Shimizu Kusuo was a prominent Japanese gallerist and director of the renowned Minami Gallery – the first art space in Japan to bring forth contemporary giants such as Joan Miro, Alberto Giacometti, Jasper Johns, and Sam Francis himself to the forefront of the French Post-Impressionist inclined Japanese art scene.  Francis first met Shimizu in 1957 and the two soon struck up a long-lasting friendship; in parallel, the latter also took up the role as the artist’s dealer. Through Shimizu, Francis assimilated into the Japanese art scene by not only exhibiting in the Minami Gallery, but also by building strong connections with numerous leading Japanese artists such as Yoshihara Jiro and Yamaguchi Takeo. In 1966, Shimizu helped Francis realise his famous Pasadena Box series, initially created as a fundraising project for the Art Alliance of Pasadena Art Museum, and prompted the later establishment of Francis’ own Litho shop in Santa Monica to print his own lithographs in 1970. While Francis and Shimizu strode as comrades in the art world, they also enjoyed the leisurely company of each other at baseball matches as well as bars.
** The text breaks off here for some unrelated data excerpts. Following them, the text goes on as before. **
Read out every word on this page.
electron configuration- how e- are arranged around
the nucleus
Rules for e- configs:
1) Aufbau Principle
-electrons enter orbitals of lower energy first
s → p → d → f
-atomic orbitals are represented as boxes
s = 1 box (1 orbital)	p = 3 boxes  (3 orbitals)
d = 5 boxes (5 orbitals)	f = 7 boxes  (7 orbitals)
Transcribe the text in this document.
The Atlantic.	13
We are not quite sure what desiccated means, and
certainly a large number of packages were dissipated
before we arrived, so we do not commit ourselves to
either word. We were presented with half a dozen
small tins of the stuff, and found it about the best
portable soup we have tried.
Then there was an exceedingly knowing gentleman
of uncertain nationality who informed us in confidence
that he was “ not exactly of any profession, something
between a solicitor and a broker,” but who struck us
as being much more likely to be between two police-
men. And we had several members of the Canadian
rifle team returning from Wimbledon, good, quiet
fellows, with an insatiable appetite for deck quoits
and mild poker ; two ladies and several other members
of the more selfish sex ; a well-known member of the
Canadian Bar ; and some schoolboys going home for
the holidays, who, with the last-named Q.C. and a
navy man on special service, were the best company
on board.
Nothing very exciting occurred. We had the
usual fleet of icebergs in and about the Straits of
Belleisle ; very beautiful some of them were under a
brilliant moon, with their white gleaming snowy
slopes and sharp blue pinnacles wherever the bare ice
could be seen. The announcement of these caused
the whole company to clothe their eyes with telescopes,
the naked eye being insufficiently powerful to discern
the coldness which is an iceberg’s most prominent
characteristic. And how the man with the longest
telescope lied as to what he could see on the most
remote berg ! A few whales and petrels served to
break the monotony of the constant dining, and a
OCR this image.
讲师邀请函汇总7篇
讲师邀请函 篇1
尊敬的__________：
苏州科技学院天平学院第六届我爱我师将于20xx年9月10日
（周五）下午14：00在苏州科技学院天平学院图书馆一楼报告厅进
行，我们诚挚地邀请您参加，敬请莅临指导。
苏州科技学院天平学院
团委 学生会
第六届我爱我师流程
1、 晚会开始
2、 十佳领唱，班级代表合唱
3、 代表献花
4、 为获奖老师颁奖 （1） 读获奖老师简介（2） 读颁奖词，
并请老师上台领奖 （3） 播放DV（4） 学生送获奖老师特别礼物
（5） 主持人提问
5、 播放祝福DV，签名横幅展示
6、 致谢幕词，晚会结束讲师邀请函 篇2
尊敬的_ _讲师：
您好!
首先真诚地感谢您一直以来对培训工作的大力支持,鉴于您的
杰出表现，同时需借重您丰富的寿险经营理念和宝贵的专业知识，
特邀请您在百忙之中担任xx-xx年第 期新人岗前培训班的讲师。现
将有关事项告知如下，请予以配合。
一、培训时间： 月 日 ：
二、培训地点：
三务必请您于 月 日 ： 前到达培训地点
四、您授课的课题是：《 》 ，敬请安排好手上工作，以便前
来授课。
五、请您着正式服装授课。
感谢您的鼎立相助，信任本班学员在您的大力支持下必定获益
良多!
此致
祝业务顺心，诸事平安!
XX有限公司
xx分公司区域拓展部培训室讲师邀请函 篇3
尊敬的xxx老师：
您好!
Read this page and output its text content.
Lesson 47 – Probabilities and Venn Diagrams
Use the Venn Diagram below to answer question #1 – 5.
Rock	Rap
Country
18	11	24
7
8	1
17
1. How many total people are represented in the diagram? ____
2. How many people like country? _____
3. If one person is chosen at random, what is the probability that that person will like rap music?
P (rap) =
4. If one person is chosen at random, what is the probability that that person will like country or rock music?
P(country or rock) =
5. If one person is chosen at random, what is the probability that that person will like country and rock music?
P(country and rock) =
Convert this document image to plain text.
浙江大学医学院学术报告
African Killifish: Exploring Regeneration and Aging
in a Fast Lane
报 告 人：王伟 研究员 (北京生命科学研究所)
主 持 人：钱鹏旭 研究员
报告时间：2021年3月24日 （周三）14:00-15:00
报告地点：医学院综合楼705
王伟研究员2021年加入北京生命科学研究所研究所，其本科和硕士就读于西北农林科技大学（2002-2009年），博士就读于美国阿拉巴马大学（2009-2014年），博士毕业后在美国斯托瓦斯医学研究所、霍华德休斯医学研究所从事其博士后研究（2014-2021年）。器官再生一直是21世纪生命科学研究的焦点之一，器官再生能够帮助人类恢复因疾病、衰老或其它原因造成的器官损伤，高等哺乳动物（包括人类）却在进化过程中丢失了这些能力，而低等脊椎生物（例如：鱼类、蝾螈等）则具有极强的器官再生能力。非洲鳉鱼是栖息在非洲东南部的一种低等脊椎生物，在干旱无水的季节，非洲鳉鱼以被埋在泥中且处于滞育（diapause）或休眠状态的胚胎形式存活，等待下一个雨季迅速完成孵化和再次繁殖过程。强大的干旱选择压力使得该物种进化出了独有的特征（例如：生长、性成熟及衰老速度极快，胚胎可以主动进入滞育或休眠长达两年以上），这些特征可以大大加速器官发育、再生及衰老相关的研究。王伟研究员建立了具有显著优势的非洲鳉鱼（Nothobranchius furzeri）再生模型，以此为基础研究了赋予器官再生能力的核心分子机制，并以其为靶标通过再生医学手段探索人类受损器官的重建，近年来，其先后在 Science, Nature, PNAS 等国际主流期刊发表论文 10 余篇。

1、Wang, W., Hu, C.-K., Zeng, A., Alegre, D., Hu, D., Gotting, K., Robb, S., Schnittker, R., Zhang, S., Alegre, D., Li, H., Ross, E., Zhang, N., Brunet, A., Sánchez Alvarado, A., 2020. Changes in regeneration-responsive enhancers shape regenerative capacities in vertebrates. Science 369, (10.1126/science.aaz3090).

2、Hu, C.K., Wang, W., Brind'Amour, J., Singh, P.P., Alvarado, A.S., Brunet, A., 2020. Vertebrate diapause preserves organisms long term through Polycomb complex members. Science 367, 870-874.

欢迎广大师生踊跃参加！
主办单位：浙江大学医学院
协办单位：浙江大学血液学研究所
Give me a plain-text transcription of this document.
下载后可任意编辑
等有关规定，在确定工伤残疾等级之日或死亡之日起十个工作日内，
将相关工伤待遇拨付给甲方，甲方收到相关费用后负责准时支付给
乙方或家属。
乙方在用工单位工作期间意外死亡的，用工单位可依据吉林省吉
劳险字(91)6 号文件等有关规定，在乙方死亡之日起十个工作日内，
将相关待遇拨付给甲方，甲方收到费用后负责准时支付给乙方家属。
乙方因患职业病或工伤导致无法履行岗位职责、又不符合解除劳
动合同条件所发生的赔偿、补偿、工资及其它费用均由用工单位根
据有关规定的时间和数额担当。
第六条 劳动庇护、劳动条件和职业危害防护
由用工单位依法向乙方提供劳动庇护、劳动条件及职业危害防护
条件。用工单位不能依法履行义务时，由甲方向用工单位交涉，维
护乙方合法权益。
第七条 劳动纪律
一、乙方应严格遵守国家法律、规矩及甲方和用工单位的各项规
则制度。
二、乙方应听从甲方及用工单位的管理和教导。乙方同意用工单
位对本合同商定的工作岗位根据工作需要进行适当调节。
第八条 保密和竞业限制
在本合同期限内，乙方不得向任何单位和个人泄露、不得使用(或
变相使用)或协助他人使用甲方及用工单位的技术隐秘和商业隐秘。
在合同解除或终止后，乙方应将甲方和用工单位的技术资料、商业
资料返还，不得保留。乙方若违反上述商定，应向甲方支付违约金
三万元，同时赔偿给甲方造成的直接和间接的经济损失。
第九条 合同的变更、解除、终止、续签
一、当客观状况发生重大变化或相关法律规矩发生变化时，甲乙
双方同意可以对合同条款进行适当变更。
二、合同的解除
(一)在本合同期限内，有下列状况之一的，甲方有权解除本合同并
Shimizu’s determination to support Francis and their heartfelt friendship left a life-long imprint on the artist. In the spring of 1979, the sudden death of Shimizu left Francis in shock, and the artist attended Shimizu’s memorial in Japan and stayed with the latter’s family for a few weeks to mourn.  The tragic incident affected Francis so deeply that the artist travelled around Europe to contemplate Shimizu’s death. Finding himself unable to revisit Japan after his friend’s passing, Francis wrote in a letter, “I have not felt like being in Japan without him.” (Debra Burchet-Lere, William C. Agee. Sam Francis: Catalogue raisonné of Canvas and Panel Paintings, 1946-1994. University of California Press, 2011, p. 252). During this period of lamentation, Francis spearheaded and organised the publication of an anthology of prints titled Homage to Kusuo Shimizu of Minami Gallery, whilst also creating the present painting as a moving chromatic requiem. The thick lyrical brushstrokes fashions a gridded map, leaving parts of the canvas white to create negative spaces that evoke a sense of depth, reserved for the viewer’s contemplation. Echoing Francis’ reflective aphorism, “Death has no/surface/only depth,” Requiem of Shimizu evokes not only the artist’s virtuoso but also embodies a significant chapter of the artist’s life.